Wow, this is tough to admit. I mean, once I commit it to writing there’s no turning back, right? I just have to get it out there, then no secrets can get before me if I readily admit and get ahead of any rumors. Okay…Okay…Wow…Okay, I got this I think…I–

I got caught up in the late 90’s Swing music movement.

I never got to "aerial dance moves" level of swing dancing
I never got to “aerial dance moves” level of swing dancing

There are reasons that some would call “excuses” that I could use to explain my spending money on concerts and CD’s of bands the likes of Big Bad Voodoo Daddy–Oh god, did none of the bands of this era think of how embarrassing it would be to say their silly band names out loud? Or maybe they were trying to warn us of the silliness of this epoch by using names like Squirrel Nut Zippers and Red And The Red Hots? Why didn’t I recognize how dumb swing music was when I was saying “one ticket for Cherry Poppin’ Daddies” to a concert venue vendor!?!

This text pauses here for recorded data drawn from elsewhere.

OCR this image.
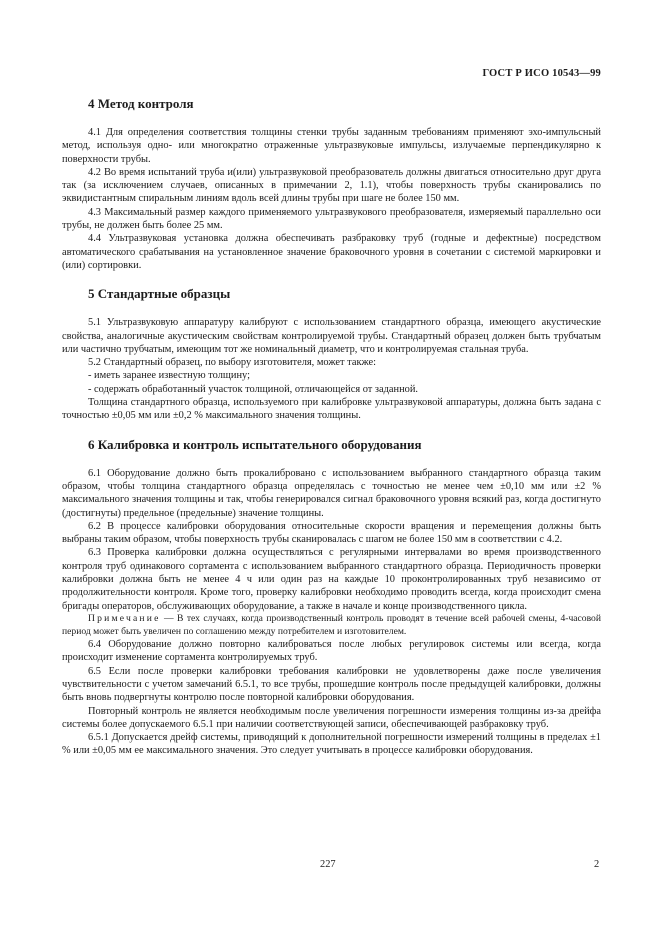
ГОСТ Р ИСО 10543—99
4 Метод контроля

4.1 Для определения соответствия толщины стенки трубы заданным требованиям применяют эхо-импульсный метод, используя одно- или многократно отраженные ультразвуковые импульсы, излучаемые перпендикулярно к поверхности трубы.

4.2 Во время испытаний труба и(или) ультразвуковой преобразователь должны двигаться относительно друг друга так (за исключением случаев, описанных в примечании 2, 1.1), чтобы поверхность трубы сканировались по эквидистантным спиральным линиям вдоль всей длины трубы при шаге не более 150 мм.

4.3 Максимальный размер каждого применяемого ультразвукового преобразователя, измеряемый параллельно оси трубы, не должен быть более 25 мм.

4.4 Ультразвуковая установка должна обеспечивать разбраковку труб (годные и дефектные) посредством автоматического срабатывания на установленное значение браковочного уровня в сочетании с системой маркировки и (или) сортировки.

5 Стандартные образцы

5.1 Ультразвуковую аппаратуру калибруют с использованием стандартного образца, имеющего акустические свойства, аналогичные акустическим свойствам контролируемой трубы. Стандартный образец должен быть трубчатым или частично трубчатым, имеющим тот же номинальный диаметр, что и контролируемая стальная труба.

5.2 Стандартный образец, по выбору изготовителя, может также:

- иметь заранее известную толщину;

- содержать обработанный участок толщиной, отличающейся от заданной.

Толщина стандартного образца, используемого при калибровке ультразвуковой аппаратуры, должна быть задана с точностью ±0,05 мм или ±0,2 % максимального значения толщины.

6 Калибровка и контроль испытательного оборудования

6.1 Оборудование должно быть прокалибровано с использованием выбранного стандартного образца таким образом, чтобы толщина стандартного образца определялась с точностью не менее чем ±0,10 мм или ±2 % максимального значения толщины и так, чтобы генерировался сигнал браковочного уровня всякий раз, когда достигнуто (достигнуты) предельное (предельные) значение толщины.

6.2 В процессе калибровки оборудования относительные скорости вращения и перемещения должны быть выбраны таким образом, чтобы поверхность трубы сканировалась с шагом не более 150 мм в соответствии с 4.2.

6.3 Проверка калибровки должна осуществляться с регулярными интервалами во время производственного контроля труб одинакового сортамента с использованием выбранного стандартного образца. Периодичность проверки калибровки должна быть не менее 4 ч или один раз на каждые 10 проконтролированных труб независимо от продолжительности контроля. Кроме того, проверку калибровки необходимо проводить всегда, когда происходит смена бригады операторов, обслуживающих оборудование, а также в начале и конце производственного цикла.

Примечание — В тех случаях, когда производственный контроль проводят в течение всей рабочей смены, 4-часовой период может быть увеличен по соглашению между потребителем и изготовителем.

6.4 Оборудование должно повторно калиброваться после любых регулировок системы или всегда, когда происходит изменение сортамента контролируемых труб.

6.5 Если после проверки калибровки требования калибровки не удовлетворены даже после увеличения чувствительности с учетом замечаний 6.5.1, то все трубы, прошедшие контроль после предыдущей калибровки, должны быть вновь подвергнуты контролю после повторной калибровки оборудования.

Повторный контроль не является необходимым после увеличения погрешности измерения толщины из-за дрейфа системы более допускаемого 6.5.1 при наличии соответствующей записи, обеспечивающей разбраковку труб.

6.5.1 Допускается дрейф системы, приводящий к дополнительной погрешности измерений толщины в пределах ±1 % или ±0,05 мм ее максимального значения. Это следует учитывать в процессе калибровки оборудования.

227	2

There are reasons for my shame: I am predisposed to like music with brass sections. Ska music? Love it! Jazz Fusion…Dammit, that’s not a real excuse, I don’t like all music with horns, pretty much just Ska and Swing. Everyone was doing it! There were multiple movies featuring Swing music: Swingers, The Mask, uh and uh probably some movie featuring the Brian Setzer Orchestra. We were all engulfed in the tsunami of Swing!

In my defense, I didn’t get so steeped in the 90’s swing revival that I bought the clothes…although, I did own a pocket watch for a number of years. And I did take a swing dancing lesson. BUT! But that lesson was part of the opening act for a Royal Crown Revue concert! That’s not much of a defense is it? They had swing dancing lessons because they couldn’t find an opening act, didn’t they? OH GOD, I SWING DANCED!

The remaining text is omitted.